Scientists found another, more surprising difference linked to amyloid beta 42 in mutation carriers: signs that amyloid beta 42 drops out of the cerebrospinal fluid much more quickly than other forms of amyloid beta. This may be because amyloid beta 42 is being deposited on brain amyloid plaques.
"These results indicate how much we should target amyloid beta 42 with Alzheimer's drugs," said Randall Bateman, MD, the Charles F. and Joanne Knight Distinguished Professor of Neurology. "We are hopeful that this and other research will lead to preventive therapies to delay or even possibly prevent Alzheimer's disease."
The study appears June 12 in Science Translational Medicine.
In addition to helping develop treatments for inherited Alzheimer's, investigations of these conditions have helped scientists lay the groundwork for advances in treatment of the much more common sporadic forms of the disease.
Three forms account for most of the amyloid beta found in the cerebrospinal fluid: amyloid beta 38, 40 and 42. Earlier studies of the human brain after death and using animal research had suggested that amyloid beta 42 was the most important contributor to Alzheimer's. The new study not only confirms this connection but also quantifies overproduction of amyloid beta 42 for the first time in living human brains.

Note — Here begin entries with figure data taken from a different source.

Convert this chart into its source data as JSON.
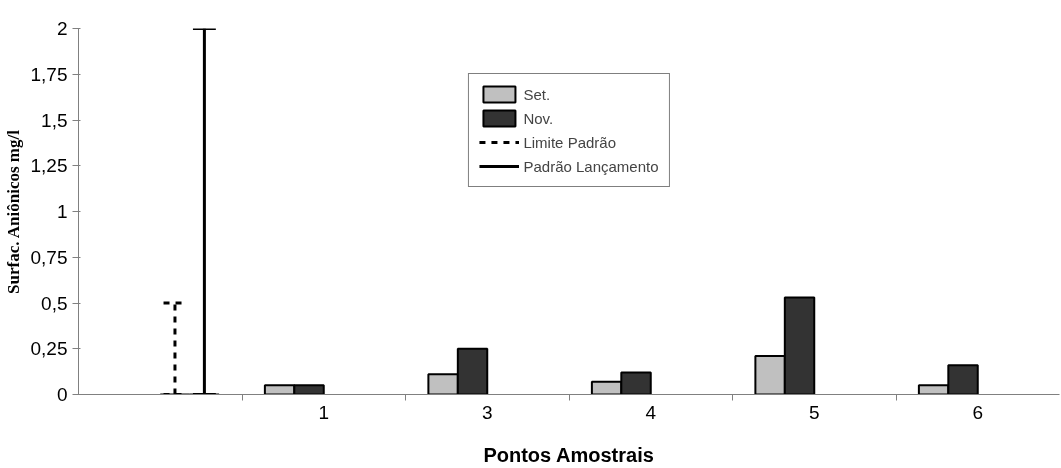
{
  "chart_data": {
    "type": "bar",
    "xlabel": "Pontos Amostrais",
    "ylabel": "Surfac. Aniônicos mg/l",
    "categories": [
      null,
      "1",
      "3",
      "4",
      "5",
      "6"
    ],
    "series": [
      {
        "name": "Set.",
        "color": "#c0c0c0",
        "values": [
          null,
          0.05,
          0.11,
          0.07,
          0.21,
          0.05
        ]
      },
      {
        "name": "Nov.",
        "color": "#333333",
        "values": [
          null,
          0.05,
          0.25,
          0.12,
          0.53,
          0.16
        ]
      },
      {
        "name": "Limite Padrão",
        "color": "#000000",
        "line_style": "dashed",
        "values": [
          0,
          null,
          null,
          null,
          null,
          null
        ],
        "errors": [
          [
            0,
            0.5
          ],
          null,
          null,
          null,
          null,
          null
        ]
      },
      {
        "name": "Padrão Lançamento",
        "color": "#000000",
        "line_style": "solid",
        "values": [
          0,
          null,
          null,
          null,
          null,
          null
        ],
        "errors": [
          [
            0,
            2
          ],
          null,
          null,
          null,
          null,
          null
        ]
      }
    ],
    "ylim": [
      0,
      2
    ],
    "yticks": [
      0,
      {
        "value": 0.25,
        "label": "0,25"
      },
      {
        "value": 0.5,
        "label": "0,5"
      },
      {
        "value": 0.75,
        "label": "0,75"
      },
      1,
      {
        "value": 1.25,
        "label": "1,25"
      },
      {
        "value": 1.5,
        "label": "1,5"
      },
      {
        "value": 1.75,
        "label": "1,75"
      },
      2
    ],
    "grid": false,
    "legend": "top"
  }
}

Bateman, who co-developed a technique that measures the rate at which amyloid beta is produced and cleared from the cerebrospinal fluid, contacted several Washington University colleagues to see if they could develop a way to analyze the types of amyloid beta being produced in the brain.
Bateman, metabolism expert Bruce Patterson, PhD, and biomedical engineer Donald Elbert, PhD, created a new mathematical model to describe the production and clearance of amyloid beta.
The scientists applied the model to data from 11 research participants with Alzheimer's mutations and 12 related family members who did not have the genetic errors that cause Alzheimer's. The model let the scientists compare the production rates of the protein's different forms, revealing an increase in amyloid beta 42 production in subjects with an Alzheimer's gene.
"Working in isolation, any one of us would likely have gotten the wrong answer, or no answer," Elbert said. "Bringing our different skill sets together let us tackle a very complex physiological problem."
Scientists are testing the new model on data from approximately 100 Alzheimer's patients.
"We hope that our new insights about the production and clearance of amyloid beta proteins will pave the way for future studies aimed at understanding and altering the metabolic processes that underlie this devastating disease," Patterson said.